Odd train of thought.
I’m going to share a somewhat nutty train of thought.
I was jotting down ideas for stories and letting my mind ramble before doing some editing, and I found myself thinking about Freddie Krueger. Now, I haven’t watched all the movies, and the ones I have watched I don’t recall fully.
I was wondering what would happen if Freddie met, in dreams, someone who had no fears or guilt. Not someone brave or noble, not someone innocent, but someone who had truly looked at all the demons inside, spat them up, and ate them. Someone at peace. Could there be a person like that, and if so, could you make a story about it? Or would it be meaningless?
From there I started thinking about horror.
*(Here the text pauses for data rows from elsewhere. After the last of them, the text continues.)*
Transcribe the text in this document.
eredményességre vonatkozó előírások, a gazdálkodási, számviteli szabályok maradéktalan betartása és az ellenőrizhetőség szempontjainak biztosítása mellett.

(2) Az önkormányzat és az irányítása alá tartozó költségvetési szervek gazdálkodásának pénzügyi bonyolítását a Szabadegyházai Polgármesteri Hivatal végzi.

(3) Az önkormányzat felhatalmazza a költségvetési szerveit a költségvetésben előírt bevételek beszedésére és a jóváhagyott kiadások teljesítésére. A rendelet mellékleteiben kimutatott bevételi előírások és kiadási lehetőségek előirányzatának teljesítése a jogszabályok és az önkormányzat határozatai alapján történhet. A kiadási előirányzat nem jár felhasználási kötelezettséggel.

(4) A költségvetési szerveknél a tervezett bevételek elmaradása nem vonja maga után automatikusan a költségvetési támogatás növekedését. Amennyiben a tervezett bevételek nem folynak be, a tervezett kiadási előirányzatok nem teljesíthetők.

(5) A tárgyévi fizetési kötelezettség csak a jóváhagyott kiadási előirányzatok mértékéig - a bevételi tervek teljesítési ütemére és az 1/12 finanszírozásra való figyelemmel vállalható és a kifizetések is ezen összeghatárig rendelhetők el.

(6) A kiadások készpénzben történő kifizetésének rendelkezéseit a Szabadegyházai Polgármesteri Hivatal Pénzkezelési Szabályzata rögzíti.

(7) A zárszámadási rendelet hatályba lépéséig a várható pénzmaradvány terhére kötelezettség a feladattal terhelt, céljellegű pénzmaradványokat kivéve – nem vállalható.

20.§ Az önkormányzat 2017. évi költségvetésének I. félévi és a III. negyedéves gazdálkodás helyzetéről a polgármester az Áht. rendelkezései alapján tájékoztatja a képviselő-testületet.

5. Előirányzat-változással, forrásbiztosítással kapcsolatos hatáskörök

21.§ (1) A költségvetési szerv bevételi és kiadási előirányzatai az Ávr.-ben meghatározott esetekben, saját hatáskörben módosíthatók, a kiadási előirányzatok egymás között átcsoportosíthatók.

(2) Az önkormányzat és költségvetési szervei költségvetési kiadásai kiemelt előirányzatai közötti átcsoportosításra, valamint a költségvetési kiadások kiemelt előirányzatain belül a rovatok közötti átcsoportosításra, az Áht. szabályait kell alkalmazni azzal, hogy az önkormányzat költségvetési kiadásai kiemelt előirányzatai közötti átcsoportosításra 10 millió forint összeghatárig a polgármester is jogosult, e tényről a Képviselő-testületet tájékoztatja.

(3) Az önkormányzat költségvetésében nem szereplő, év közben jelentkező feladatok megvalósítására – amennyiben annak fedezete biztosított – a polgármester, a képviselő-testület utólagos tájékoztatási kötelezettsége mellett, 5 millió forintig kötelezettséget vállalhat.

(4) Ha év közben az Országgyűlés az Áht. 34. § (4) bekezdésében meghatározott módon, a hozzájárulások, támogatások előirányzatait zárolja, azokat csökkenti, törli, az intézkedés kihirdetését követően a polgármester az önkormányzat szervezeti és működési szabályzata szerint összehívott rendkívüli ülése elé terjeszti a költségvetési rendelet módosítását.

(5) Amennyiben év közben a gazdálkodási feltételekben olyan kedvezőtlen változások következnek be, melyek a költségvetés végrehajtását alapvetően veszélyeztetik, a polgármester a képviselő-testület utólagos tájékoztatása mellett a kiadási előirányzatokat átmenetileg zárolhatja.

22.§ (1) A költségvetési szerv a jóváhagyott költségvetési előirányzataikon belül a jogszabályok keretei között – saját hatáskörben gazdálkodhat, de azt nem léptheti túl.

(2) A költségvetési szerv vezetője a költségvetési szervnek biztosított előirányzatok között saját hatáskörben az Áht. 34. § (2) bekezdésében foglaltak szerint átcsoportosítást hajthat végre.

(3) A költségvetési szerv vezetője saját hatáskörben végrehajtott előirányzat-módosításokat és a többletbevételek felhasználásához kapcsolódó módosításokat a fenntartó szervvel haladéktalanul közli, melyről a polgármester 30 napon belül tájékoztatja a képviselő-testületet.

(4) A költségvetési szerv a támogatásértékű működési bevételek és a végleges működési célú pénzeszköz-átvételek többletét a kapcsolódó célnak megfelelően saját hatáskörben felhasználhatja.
How do you deal with perfection from a horror-story perspective? Aha. Vampires cannot face crosses: a symbol of horror and a symbol of perfection.
Back to Freddie. If Freddie drew back and hissed away from a “perfect” character, that would suck. A “perfect” character would have no conflicts, wouldn’t really be a part of the story.
Next tangent. What would the dreams of a perfect person be like? They’d probably never have nightmares. It must be night after night of bliss, or night after night of adventures in which nobody ever suffers anything horrible.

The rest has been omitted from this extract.